Pressa
menores atos
Contrastes de urgência e vulnerabilidade em “Pressa”
Em “Pressa”, do menores atos, a letra explora a tensão entre o desejo de mudança e a sensação de estar preso, evidenciada logo no início: “Eu corro porque andar me irrita, corro mas não saio do lugar”. Esse verso expressa a ansiedade de quem busca transformação, mas sente que não avança, refletindo também o momento da banda, que retorna após um período de pausa. A urgência artística e pessoal se mistura à frustração cotidiana, criando um clima de inquietação constante.
A música alterna entre confissões e desejos, como em “Quero tanto o teu corpo, que teu corpo também quer / Quero sentir o teu gosto de novo até quando puder”, mostrando a busca por conexões intensas e sinceras.
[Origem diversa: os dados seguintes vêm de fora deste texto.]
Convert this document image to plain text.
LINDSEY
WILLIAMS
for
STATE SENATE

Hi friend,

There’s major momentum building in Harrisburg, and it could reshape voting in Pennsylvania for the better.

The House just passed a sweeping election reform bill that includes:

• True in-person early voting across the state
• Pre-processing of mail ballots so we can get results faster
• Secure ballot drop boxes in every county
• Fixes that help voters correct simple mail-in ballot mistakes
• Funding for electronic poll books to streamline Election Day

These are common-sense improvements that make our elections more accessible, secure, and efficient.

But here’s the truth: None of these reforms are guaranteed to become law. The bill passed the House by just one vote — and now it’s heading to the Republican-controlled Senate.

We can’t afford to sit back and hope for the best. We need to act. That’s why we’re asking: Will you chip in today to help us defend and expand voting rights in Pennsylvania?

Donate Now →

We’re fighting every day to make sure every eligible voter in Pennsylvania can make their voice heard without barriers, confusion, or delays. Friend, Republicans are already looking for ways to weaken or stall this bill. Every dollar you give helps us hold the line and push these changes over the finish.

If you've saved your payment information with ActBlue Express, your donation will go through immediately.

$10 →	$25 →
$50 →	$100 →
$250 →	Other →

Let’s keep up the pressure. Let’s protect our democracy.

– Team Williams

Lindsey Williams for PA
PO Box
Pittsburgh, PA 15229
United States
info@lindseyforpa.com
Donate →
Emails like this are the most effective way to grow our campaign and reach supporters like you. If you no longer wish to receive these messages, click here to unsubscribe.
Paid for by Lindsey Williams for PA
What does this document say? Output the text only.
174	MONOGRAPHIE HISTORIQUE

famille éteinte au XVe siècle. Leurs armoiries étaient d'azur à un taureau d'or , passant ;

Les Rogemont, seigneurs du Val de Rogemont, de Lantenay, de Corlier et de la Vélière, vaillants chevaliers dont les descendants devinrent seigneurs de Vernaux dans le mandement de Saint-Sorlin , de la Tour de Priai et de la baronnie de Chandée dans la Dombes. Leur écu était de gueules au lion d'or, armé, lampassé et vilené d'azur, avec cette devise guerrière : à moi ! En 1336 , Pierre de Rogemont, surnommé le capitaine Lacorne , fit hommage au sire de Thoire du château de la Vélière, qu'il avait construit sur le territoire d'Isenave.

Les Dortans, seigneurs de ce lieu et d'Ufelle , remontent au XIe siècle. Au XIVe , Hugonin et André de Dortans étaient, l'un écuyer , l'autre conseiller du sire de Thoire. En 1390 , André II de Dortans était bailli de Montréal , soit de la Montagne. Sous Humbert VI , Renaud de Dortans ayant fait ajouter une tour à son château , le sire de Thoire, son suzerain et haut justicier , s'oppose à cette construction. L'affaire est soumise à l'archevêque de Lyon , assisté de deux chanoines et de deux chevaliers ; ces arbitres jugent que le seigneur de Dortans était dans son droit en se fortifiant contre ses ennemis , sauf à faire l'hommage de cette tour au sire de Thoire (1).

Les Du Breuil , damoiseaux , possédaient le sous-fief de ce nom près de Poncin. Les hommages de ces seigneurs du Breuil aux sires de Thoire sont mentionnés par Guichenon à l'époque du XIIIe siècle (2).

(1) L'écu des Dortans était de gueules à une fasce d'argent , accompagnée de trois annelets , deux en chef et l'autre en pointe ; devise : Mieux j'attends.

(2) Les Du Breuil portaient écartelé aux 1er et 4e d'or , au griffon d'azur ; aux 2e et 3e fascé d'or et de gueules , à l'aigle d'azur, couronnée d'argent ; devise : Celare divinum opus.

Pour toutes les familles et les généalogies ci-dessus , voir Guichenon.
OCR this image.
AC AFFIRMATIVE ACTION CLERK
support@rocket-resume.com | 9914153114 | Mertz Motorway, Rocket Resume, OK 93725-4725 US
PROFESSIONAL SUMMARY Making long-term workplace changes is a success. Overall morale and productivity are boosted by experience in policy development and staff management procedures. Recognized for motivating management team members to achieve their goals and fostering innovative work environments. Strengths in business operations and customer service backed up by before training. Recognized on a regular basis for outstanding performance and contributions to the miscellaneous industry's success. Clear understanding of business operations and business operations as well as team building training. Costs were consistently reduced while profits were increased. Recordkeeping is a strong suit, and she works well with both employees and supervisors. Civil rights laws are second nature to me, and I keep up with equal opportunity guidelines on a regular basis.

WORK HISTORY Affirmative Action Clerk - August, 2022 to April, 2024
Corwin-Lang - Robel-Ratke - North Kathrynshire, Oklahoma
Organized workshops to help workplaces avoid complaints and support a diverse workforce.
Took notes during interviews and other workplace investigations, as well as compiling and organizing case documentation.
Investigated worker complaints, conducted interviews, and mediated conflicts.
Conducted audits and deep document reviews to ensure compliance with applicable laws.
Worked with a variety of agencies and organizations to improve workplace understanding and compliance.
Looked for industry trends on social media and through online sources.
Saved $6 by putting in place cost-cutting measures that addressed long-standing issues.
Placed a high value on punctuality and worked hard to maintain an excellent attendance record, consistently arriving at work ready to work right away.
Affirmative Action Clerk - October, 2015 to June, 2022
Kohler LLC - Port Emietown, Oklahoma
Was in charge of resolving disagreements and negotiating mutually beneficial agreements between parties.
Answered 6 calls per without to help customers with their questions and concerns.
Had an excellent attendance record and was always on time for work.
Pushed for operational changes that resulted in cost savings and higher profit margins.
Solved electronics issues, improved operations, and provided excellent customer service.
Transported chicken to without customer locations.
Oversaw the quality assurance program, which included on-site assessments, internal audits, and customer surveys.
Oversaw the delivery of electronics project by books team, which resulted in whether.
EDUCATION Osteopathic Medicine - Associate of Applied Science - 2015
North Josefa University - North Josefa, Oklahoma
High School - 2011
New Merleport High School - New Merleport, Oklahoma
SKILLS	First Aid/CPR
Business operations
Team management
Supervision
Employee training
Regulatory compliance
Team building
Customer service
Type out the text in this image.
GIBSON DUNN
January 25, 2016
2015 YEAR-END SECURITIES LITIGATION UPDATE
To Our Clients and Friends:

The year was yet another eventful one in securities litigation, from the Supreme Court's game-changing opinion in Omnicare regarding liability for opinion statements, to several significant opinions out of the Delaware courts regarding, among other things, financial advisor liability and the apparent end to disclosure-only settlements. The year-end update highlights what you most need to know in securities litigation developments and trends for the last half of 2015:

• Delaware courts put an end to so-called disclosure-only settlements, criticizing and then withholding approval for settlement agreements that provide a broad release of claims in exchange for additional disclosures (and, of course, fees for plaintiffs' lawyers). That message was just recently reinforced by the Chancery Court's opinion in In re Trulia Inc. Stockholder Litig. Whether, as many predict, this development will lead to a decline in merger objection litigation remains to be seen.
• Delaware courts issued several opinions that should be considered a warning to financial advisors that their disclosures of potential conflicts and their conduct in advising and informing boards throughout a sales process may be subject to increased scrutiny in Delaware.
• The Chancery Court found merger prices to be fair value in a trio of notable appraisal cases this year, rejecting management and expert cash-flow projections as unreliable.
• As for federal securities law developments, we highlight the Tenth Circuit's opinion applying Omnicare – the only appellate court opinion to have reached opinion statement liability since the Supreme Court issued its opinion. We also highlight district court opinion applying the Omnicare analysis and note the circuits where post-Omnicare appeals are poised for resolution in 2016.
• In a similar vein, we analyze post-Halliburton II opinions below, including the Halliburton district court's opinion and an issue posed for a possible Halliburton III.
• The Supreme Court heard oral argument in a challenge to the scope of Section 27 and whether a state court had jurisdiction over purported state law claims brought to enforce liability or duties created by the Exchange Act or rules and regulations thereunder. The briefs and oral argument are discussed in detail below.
Elementos do cotidiano, como “cama, botequim”, reforçam a necessidade de relações autênticas e sem reservas. O trecho “Você diz que eu sou louco, e eu nem quero discordar” destaca a aceitação da própria diferença, sugerindo que a não conformidade é uma forma de preservar a autenticidade, algo valorizado pelo post-hardcore da banda.
A repetição da ideia de pressa e ansiedade mostra que esses sentimentos fazem parte do ciclo de quem vive intensamente, mesmo reconhecendo que “ignorar o que a gente pensa, não faz sentido algum no final”. O final da música, com a imagem da porta aberta e do caminho incerto, sugere que, apesar das dúvidas e da pressa, há espaço para recomeços e para aceitar a imperfeição, tanto nas relações quanto na trajetória do menores atos.
O significado desta letra foi gerado automaticamente.